Attraverso la revisione della letteratura sono stati individuati i sei elementi che formano la pratica di consumo.

1) Comprensione generale: comprensione pratica e significati.

È conoscenza ad un livello più alto e non osservabile, implicita ed intellegibile, non palese. È il modo abituale di comprendere la realtà circostante, un modo codificato. Sul piano concreto si riferisce al comportamento, il fare e il dire: questa conoscenza, pregressa, determina azioni in modo inconsapevole e si manifesta come abitudini, e non è mai definita nettamente; sul piano astratto è l’abilità di riuscire a capire il senso dell’agire proprio e altrui. Il significato invece fa capo al livello dell’interpretazione, che è culturalmente e storicamente specificata.

2) Conoscenza esplicita.

Conoscenza formale manifesta. Si sostanzia in regole, procedure, prescrizioni. È un precetto e non si interpreta. È la sua attuazione che mostra il modo di compierlo correttamente. Si sostanzia in azioni applicate in modo metodico e generalizzato e che si rifanno a concetti chiari e definiti. Fornisce linee guida che indicano il corretto modo di fare, il modo appropriato di consumare un prodotto.

3) Dimensione emotiva.

Emozioni suscitate dalla pratica, in grado di condizionarne il fine. Stabiliscono l’importanza dell’agire. C’è un pattern emozionale che le appartiene, per cui i soggetti esperienzano quelle emozioni, che variano poi a seconda delle caratteristiche personali. È soprattutto il coinvolgimento emozionale che mantiene, sviluppa e rinnova le pratiche: questa dimensione causa il coinvolgimento delle persone, che così le ripetono. Se è previsto lo sviluppo o il mantenimento di relazioni, la carica emozionale è maggiore: i legami e la maggior esposizione che ne consegue amplifica il sentire, soprattutto se ci sono modelli culturali a cui aderire.

4) Attività fisica e mentale.

Azioni codificate come performance incorporate. Sono il fare e il dire. Esse sono ancorate al corpo tramite la mente. È un pattern fisico/mentale indissolubile, di cui anche il modo di pensare è appartenente alla pratica.

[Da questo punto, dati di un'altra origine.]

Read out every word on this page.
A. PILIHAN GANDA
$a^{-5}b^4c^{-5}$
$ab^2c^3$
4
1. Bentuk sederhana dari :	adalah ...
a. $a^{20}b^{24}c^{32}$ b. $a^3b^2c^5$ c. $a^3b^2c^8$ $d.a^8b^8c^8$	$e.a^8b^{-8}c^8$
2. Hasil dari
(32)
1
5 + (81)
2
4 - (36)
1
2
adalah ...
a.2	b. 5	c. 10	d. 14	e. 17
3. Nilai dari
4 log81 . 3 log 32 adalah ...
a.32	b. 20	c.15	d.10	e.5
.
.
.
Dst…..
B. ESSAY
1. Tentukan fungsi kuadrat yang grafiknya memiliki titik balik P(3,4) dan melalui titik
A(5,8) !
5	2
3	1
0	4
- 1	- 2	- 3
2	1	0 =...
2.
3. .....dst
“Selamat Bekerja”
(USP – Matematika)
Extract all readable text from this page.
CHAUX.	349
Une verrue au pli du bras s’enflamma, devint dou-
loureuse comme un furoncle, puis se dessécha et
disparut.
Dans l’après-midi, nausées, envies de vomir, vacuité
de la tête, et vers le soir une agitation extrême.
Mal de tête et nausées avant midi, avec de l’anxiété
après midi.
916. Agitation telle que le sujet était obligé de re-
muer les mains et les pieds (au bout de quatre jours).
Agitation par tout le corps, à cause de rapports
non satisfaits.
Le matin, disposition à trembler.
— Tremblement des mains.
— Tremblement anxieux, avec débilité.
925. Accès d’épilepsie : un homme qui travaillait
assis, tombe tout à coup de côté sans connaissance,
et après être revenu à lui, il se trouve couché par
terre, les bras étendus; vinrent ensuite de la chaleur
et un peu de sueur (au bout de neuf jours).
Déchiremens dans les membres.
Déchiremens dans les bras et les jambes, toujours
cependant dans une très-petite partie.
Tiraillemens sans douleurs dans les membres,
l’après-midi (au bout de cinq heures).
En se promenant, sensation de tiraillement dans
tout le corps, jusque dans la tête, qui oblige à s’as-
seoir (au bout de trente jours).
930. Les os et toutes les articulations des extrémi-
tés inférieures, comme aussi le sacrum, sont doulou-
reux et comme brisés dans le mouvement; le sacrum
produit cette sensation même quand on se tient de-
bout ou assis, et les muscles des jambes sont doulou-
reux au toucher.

63 È la motivazione che fa compiere quella data pratica. Ha natura normativa: la finalità per cui viene agita prescrive ciò che bisogna porre in essere per raggiungere l’obiettivo. Maggiore è la carica emotiva ad esso congiunta, maggiore è la sua rilevanza.

6) Beni di consumo

Possono avere: 1) un ruolo centrale: il soggetto ha come principale obiettivo il loro uso e ne fa un utilizzo diretto; 2) un ruolo collaterale: il loro uso non è il principale obiettivo, tuttavia, sono necessari per compiere la pratica e se ne fa un utilizzo indiretto. Nel primo caso, lo scopo è il consumo del bene; nel secondo, il fine è un altro, ma l’uso dei prodotti è necessario per raggiungerlo. Possono essere consumati -artefatti, materiali, tecnologie e prodotti commerciali-. Anche i prodotti possono essere il centro di gravità di una pratica; possono avere capacità agentica quindi d’azione; possono costringere o abilitare, stabilire vincoli ed essere normativi di determinati comportamenti; possono avere impatto economico, sociale e culturale. Essi sono in relazione con tutte le altre dimensioni e possono influenzarle, ma ne vengono anche influenzati: hanno caratteristiche di passività per cui possono “subire” la pratica, che ascrive loro valore e significato.

Le dimensioni sono tutte fondamentali e vanno a costituire il “blocco” (Reckwitz 2002a) che ne definisce l’anatomia (Shau et al 2009).

All’esterno di quest’unità d’analisi vi sono il consumatore e il contesto socio culturale:

1) il consumatore è il suo “esecutore” (Reckwitz 2002a) e da essa viene guidato. Tuttavia, possiede caratteristiche personali e capacità d’attivazione tali per cui la pratica possa subire significative variazioni nel suo dispiegamento –la performance- (Schatzki 1996): per questo motivo se la pratica influenza il consumatore, anche il consumatore va ritenuto capace, nei limiti, di fare altrettanto.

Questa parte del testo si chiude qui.